Mylles knew he was not to arrest Babington yet, but he feared that if Ballard was not arrested he would slip away again to France, probably from the very fishing village where I had seen him land. Yet if he were arrested, it might scare the other conspirators into hiding.

‘It is impossible to know what to do, Kit,’ he said to me that Sunday evening. ‘If I send Berden or Gifford (could we find him) to arrest Ballard, they will be known immediately for Sir Francis’s men. I dare not use the city pursuivants, for you know what they are like. They will make so much hullaballoo that half London will be alerted. We must keep our activities secret even from the city authorities. I wish Thomas Phelippes were here.’

Soon after this, however, Berden discovered Babington in London.

‘I have spoken to one of his servants,’ he said, when he arrived at Mylles’s house to report. ‘Sir Anthony is to give a great celebration dinner for his friends at the Castle tavern in Cornhill on Thursday. All is to be of the most lavish. It seems they are celebrating the success of their plans.’
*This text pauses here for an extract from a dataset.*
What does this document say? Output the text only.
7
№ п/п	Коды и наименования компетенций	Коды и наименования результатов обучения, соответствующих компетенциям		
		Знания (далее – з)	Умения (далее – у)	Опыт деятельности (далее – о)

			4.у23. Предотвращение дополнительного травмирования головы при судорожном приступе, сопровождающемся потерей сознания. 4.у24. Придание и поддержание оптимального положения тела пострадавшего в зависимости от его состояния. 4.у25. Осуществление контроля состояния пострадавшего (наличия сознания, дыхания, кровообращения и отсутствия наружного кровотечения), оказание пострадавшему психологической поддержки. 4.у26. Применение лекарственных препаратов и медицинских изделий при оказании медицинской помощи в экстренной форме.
‘Too soon,’ I said, ‘too soon.’

‘They are a gaggle of arrogant young coxcombs,’ Berden said crossly, but he had reason. He had hardly slept in the last week. ‘We will need several men to watch the inn. There are doors leading into various streets. One of them provides a way through an alley to Threadneedle Street and the Royal Exchange. It is so busy round there it would be easy for any of them to slip away and be lost in the crowd. And I think we should book a room next to theirs on Thursday and place a man there to keep watch.’

He sat down and blew out his breath.